PCC: Can the singers switch their musical voice, if necessary? For example, can Jonathan, who sings baritone, sing bass if Michael is not able to be at the concert?
Calmus: Yes, we have to switch musical roles a lot. The ones who need to switch their roles most frequently are Maria, who is the alto and sometimes needs to sing a soprano or tenor part; Friedrich, our tenor, switches between alto, tenor, and sometimes baritone; and Jonathan, the baritone of the ensemble, needs to sing tenor or bass. This happens regularly, but we always sing our concerts in the whole line-up with the five of us.
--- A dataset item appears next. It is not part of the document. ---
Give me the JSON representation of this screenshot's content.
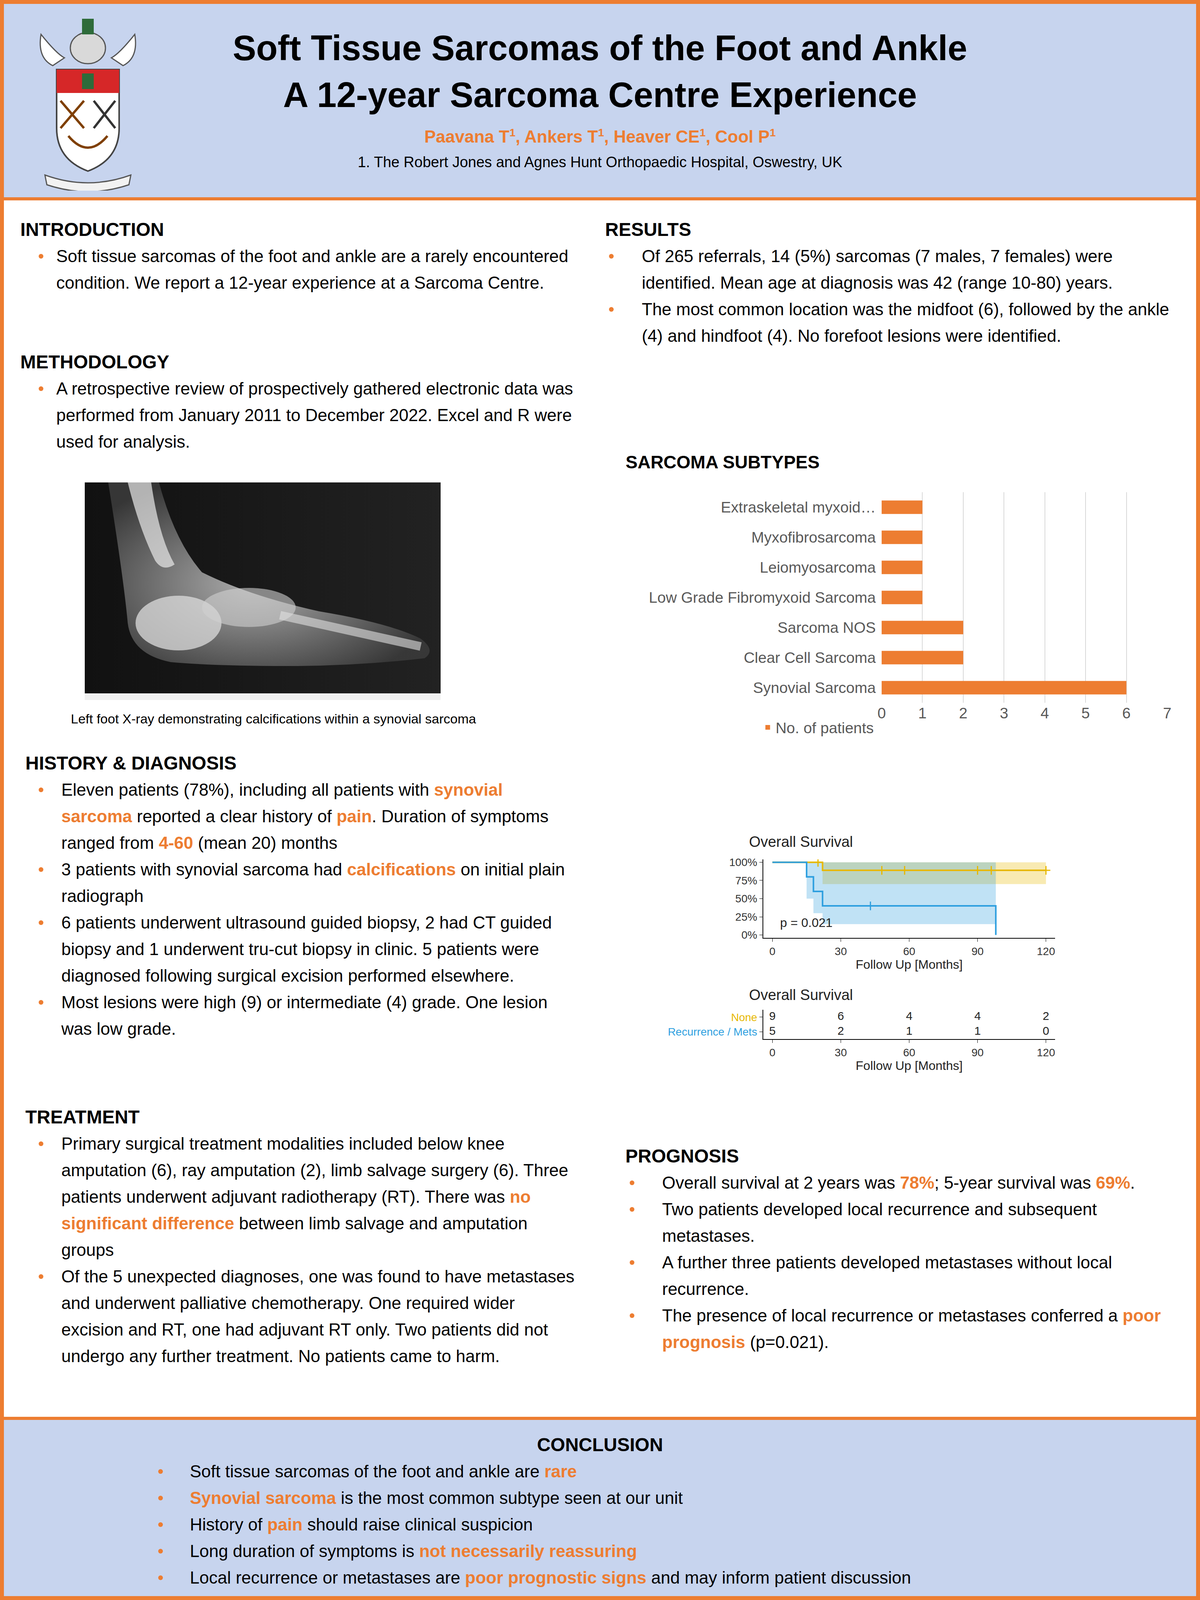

PCC: How many times have you played in America?
Calmus: Calmus has played in the US 33 times. The upcoming tour is No. 34, but will be the first one in this line-up.
PCC: Describe how American audiences are similar or different from other audiences you’ve played for.
Calmus: The American audiences are a little more enthusiastic than others – but they are pleased after one encore. In Germany, we sometimes sing two encores.
PCC: Describe your work teaching young children.
Calmus: We sometimes do workshops with children’s or youth choirs. Since choir singing is a very healthy and socially important activity, we try to motivate these new generation singers.
We are very much looking forward to singing at Kindred Spirits Arts at the Milford Theatre on December 11th! The collaboration with the Delaware Valley HS singers is one of our highlights of the US Tour 2022.
We are a classical vocal group and have classically trained voices. With this background, we keep developing ourselves and cover all kinds of genres including renaissance music, baroque and romantic music up to modern music like jazz, pop, and even barbershop.